Originally, James published the first book of her trilogy through small Australian press The Writer’s Coffee Shop Publishing House and print copies were extremely hard to come by. Demand was so high that booksellers with copies available began advertising in the comments sections of blogs. Many women, including Von Holten, took advantage of their Kindles to purchase copies online, which is how the majority of the book’s over 250,000 copies have been sold. As a bonus, online books come with their own coverless guarantee of anonymity.

“Romance and erotica have been at the forefront of the e-book revolution because you can take e-books anywhere without telltale lurid covers revealing your reading habits,” says Fox.

Without the benefit of a sophisticated publicity campaign, the title has soared to No. 1 on The New York Times combined print and e-book fiction best-seller list for sales for this week, and is the No. 3 position on Amazon’s best-seller list, behind two installments of blockbuster young adult series "The Hunger Games."

Last week, however Vintage Books, a paperback division of Random House Inc., announced it had acquired the series, affirming the widespread popularity of the title, as well as ensuring a second wave of copies both in print and online. Even Hollywood has taken notice, and talk is swirling of a potential Tinseltown deal as well.

But what of the elephant in the room – the book's highly sexualized content, which ventures well beyond what has typically been considered mainstream. Is anyone talking about that?

In a Today Show segment that aired earlier this month, Dr. Drew Pinsky, a practicing physician and television personality, voiced his concerns.

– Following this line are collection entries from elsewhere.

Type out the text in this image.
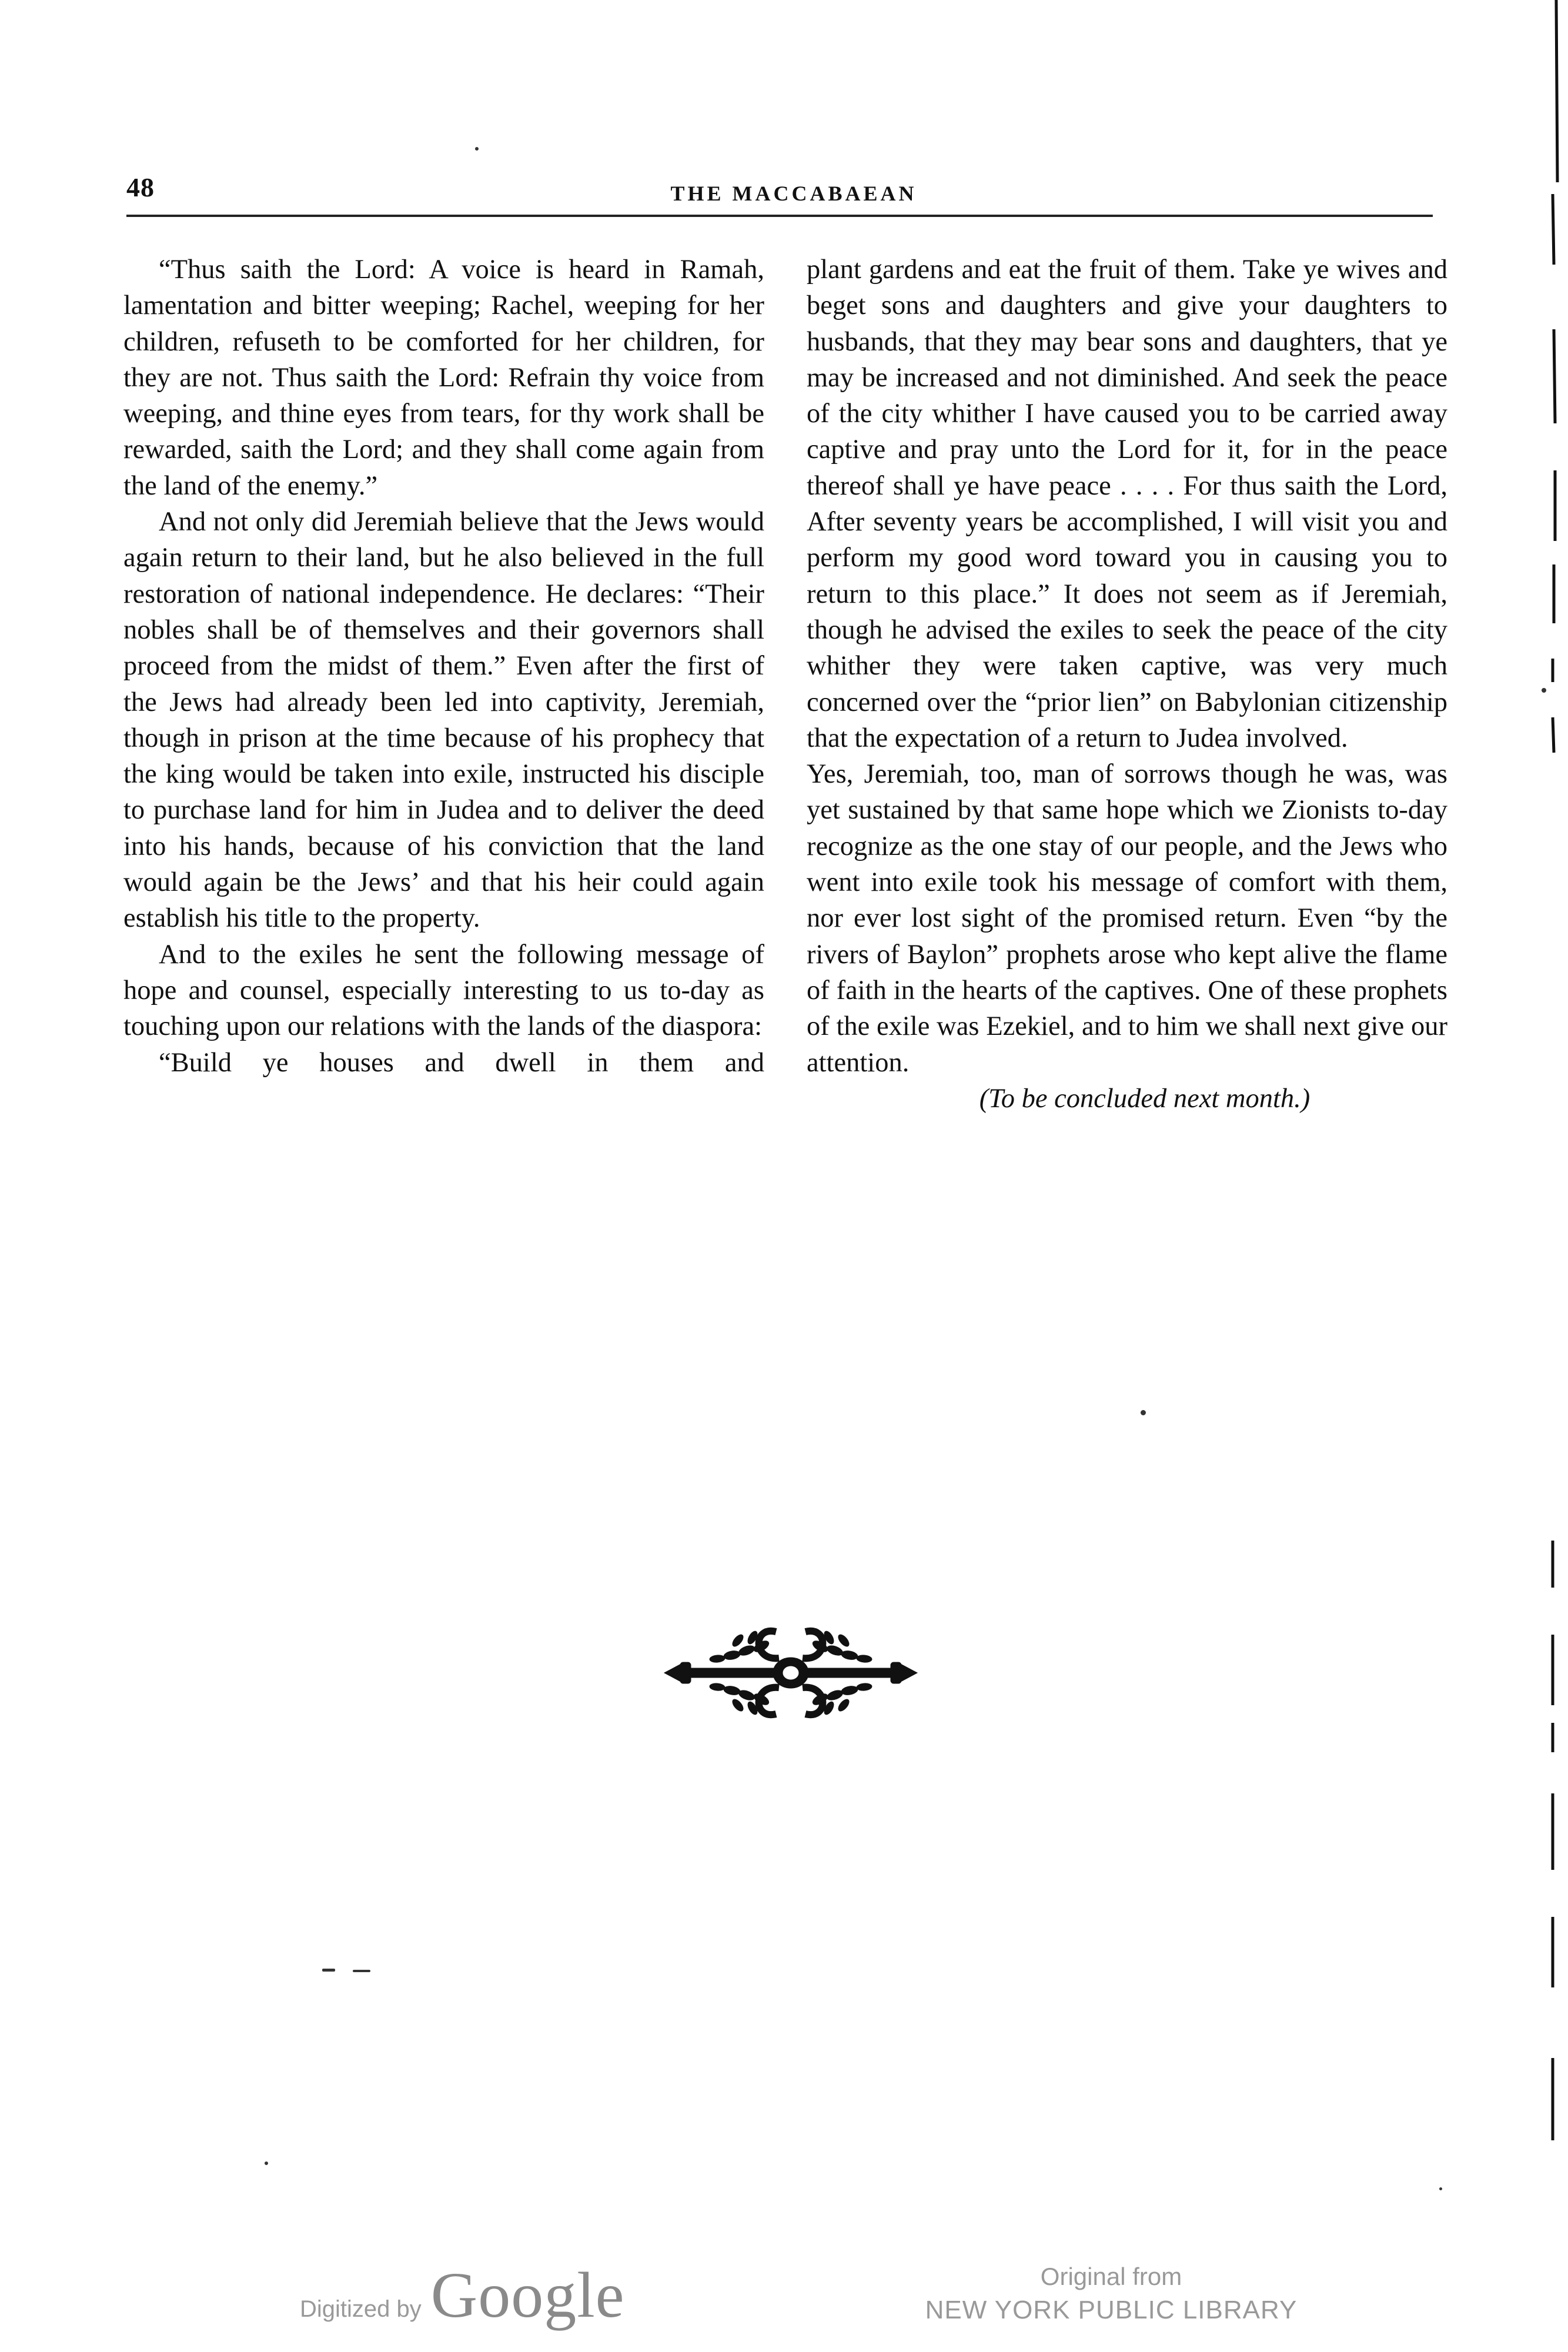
48	THE MACCABAEAN

“Thus saith the Lord: A voice is heard in Ramah, lamentation and bitter weeping; Rachel, weeping for her children, refuseth to be comforted for her children, for they are not. Thus saith the Lord: Refrain thy voice from weeping, and thine eyes from tears, for thy work shall be rewarded, saith the Lord; and they shall come again from the land of the enemy.”

And not only did Jeremiah believe that the Jews would again return to their land, but he also believed in the full restoration of national independence. He declares: “Their nobles shall be of themselves and their governors shall proceed from the midst of them.” Even after the first of the Jews had already been led into captivity, Jeremiah, though in prison at the time because of his prophecy that the king would be taken into exile, instructed his disciple to purchase land for him in Judea and to deliver the deed into his hands, because of his conviction that the land would again be the Jews’ and that his heir could again establish his title to the property.

And to the exiles he sent the following message of hope and counsel, especially interesting to us to-day as touching upon our relations with the lands of the diaspora:

“Build ye houses and dwell in them and

plant gardens and eat the fruit of them. Take ye wives and beget sons and daughters and give your daughters to husbands, that they may bear sons and daughters, that ye may be increased and not diminished. And seek the peace of the city whither I have caused you to be carried away captive and pray unto the Lord for it, for in the peace thereof shall ye have peace . . . . For thus saith the Lord, After seventy years be accomplished, I will visit you and perform my good word toward you in causing you to return to this place.” It does not seem as if Jeremiah, though he advised the exiles to seek the peace of the city whither they were taken captive, was very much concerned over the “prior lien” on Babylonian citizenship that the expectation of a return to Judea involved.

Yes, Jeremiah, too, man of sorrows though he was, was yet sustained by that same hope which we Zionists to-day recognize as the one stay of our people, and the Jews who went into exile took his message of comfort with them, nor ever lost sight of the promised return. Even “by the rivers of Baylon” prophets arose who kept alive the flame of faith in the hearts of the captives. One of these prophets of the exile was Ezekiel, and to him we shall next give our attention.

(To be concluded next month.)

Digitized by Google	Original from
NEW YORK PUBLIC LIBRARY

This goes beyond the “swept away” fantasy, he said, arguing that the book might even go so far as to advocate violence against women and children. “It says something socially about us that’s a little bit disturbing,” he said.

Absolutely not true, said Dr. Logan Levkoff, a relationship expert, author and sexologist. “This is a relationship that is strictly consensual, and the power dynamics between the couple keep going back and forth.... While it  may be politically incorrect to fantasize about being submissive or taken care of, this is kind of an escape for people who are always taking care of everyone else.”

For Westchester-based mother and professional blogger Stacy Geisinger of StacyKnows.com, another early reviewer of “50 Shades of Grey,” the appeal of the book is perhaps less complicated. “These are hard times,” says Geisinger. “Not everything needs to be so serious.  Sometimes you can read a book just for enjoyment. [The book] makes you giggle when discussing this with your girlfriends.”

And from an "average" male perspective? Frank Santo offered his take on the book in The New York Daily News this week. According to Santo, "50 Shades of Grey" is "pornography, plain and simple," but its popularity shouldn't be a surprise. "When sex is used to sell blue jeans or bubble-gum, the effect is  cheap and cynical," Santo said. "But in "50 Shades" sex is used to sell, well, sex. So who is shocked that women are buying?"

Meredith Bennett-Smith is a Monitor correspondent.